The last two weeks, we’ve looked at the tax consequences of participating in the sharing economy. Specifically, we looked at renting out a room for the night, and getting paid to give somebody a lift.
Finally, we’re going to do a quick overview of providing services (through a site like Taskrabbit) or renting out our personal property (though a site like Snapgoods). As we’ll see, both of these are pretty straightforward from a tax perspective.
If you’re offering to provide services for pay, then you’re generally going to be considered self-employed. This means a couple things, some good and some not so good.
First, the not so good. As a self-employed individual, you’re subject to Self-Employment Tax of 15.3% on all of your net earnings. This is in lieu of the FICA tax you would pay on wages if you were paid as an employee. This might come as a surprise if you don’t have a lot of income and aren’t expecting to have a tax liability…for example, if you have only $10,000 of income, you normally wouldn’t have any income tax liability after applying the standard deduction and your personal exemption. But, if the $10,000 is all self-employment income, then you might be surprised to find you owe over $1500 in tax!
However, there is good news. If you incur any expenses related to earning this income, you can deduct those directly against the income to reduce your net self-employment income. If you have a dedicated space in your home that you use exclusively for setting appointments, performing administrative tasks, or possibly doing the actual work you’re getting paid for, you probably have a home office that generates some deductions. Also, if you work from a home office, you can deduct mileage or transit expenses to get to client locations when you work from there. So be sure to keep track of your travel and other expenses…if in doubt, keep track of it, and ask a professional at the end of the year when you do your taxes.

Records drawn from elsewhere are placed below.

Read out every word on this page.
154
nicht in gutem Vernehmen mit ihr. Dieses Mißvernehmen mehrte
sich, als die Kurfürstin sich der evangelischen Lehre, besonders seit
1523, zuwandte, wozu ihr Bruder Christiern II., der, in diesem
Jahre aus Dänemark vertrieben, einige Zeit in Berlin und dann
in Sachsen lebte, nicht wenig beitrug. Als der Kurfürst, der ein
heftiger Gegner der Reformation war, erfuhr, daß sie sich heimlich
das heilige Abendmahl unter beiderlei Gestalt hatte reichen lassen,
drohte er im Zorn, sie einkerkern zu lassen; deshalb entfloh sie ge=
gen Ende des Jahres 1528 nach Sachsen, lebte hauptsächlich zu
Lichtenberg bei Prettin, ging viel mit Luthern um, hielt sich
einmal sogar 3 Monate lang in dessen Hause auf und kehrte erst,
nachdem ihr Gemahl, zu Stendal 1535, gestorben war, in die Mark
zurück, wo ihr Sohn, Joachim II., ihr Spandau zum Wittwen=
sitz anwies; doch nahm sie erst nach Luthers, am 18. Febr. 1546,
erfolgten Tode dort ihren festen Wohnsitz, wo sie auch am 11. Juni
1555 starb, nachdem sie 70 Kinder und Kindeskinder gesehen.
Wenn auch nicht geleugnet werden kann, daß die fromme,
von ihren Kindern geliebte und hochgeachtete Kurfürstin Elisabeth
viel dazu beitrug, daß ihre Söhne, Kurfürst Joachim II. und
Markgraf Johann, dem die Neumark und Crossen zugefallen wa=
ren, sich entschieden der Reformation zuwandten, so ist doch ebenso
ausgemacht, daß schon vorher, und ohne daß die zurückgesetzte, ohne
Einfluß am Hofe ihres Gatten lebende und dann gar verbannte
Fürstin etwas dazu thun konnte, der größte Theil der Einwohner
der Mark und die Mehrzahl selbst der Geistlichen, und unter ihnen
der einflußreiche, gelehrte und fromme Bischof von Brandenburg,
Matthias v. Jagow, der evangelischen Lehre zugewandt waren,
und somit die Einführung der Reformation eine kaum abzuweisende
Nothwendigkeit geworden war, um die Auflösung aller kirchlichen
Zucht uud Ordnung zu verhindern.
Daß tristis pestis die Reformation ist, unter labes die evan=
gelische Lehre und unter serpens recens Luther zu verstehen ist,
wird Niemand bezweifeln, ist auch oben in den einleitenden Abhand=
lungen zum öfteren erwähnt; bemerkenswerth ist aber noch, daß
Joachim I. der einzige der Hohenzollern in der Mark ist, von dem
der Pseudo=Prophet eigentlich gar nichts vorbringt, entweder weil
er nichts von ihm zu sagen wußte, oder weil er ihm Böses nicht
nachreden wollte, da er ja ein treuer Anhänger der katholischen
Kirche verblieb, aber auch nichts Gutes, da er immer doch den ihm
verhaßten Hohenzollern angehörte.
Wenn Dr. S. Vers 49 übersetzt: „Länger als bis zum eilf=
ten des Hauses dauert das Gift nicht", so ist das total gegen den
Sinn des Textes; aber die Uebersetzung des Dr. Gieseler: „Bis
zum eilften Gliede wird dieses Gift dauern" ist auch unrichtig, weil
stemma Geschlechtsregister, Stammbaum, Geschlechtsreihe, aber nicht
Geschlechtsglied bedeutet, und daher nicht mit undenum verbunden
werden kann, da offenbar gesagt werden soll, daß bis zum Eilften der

Now, if you’re renting out personal items (lawn-mower, bike, etc.), this might be the easiest item of all to report. If you only occasionally rent out personal items, then you simply report these as “Other Income” (line 21 of Form 1040, if you’re filling out the forms directly). There usually aren’t many expenses to deduct for this kind of rental, but if you do have expenses, these would be deducted as an “Other Adjustment” that reduces your income (line 36 of Form 1040 with “PPR” written in, if you’re filling out the forms directly).
You have to be careful with this activity, however. If you rent out personal property on a regular and on-going basis, you might deemed to be “in the business” of renting personal property. There’s no bright-line test here, but if you find that every weekend you’re bringing in money from renting out personal items, you might be “in business.” And if you’re in business, then you’ll be subject to the self-employment tax. In that case, see the discussion above for deducting expenses to reduce your net earnings subject to self-employment tax.
So there you have it. There’s many advantages to the sharing economy, and it’s a great way to make some extra cash from items that would otherwise sit unused. And hopefully from these tips here, you can reduce the bite at tax-time.
UPDATE: I received a question from a reader about how to treat renting out a car that you don’t actually drive. If you’re not doing the driving (a situation discuss in the last article), then this is actually no different than the situation above where you rent out personal items like a bike or a power tool. And in this case, I see no reason that you couldn’t use the standard mileage deduction to calculate your expenses for the use of the vehicle. (Although one caveat…if the user fills the gas tank for you, then you’d technically need to include the cost of the fill-up in your income too, because deducting standard mileage means you’ve already deducted the value of the gas they used.) As with other rentals of personal property, if you do this on a regular, on-going basis, then you might be deemed “in business” doing this; i.e. you’re treated as a rental car company for tax purposes.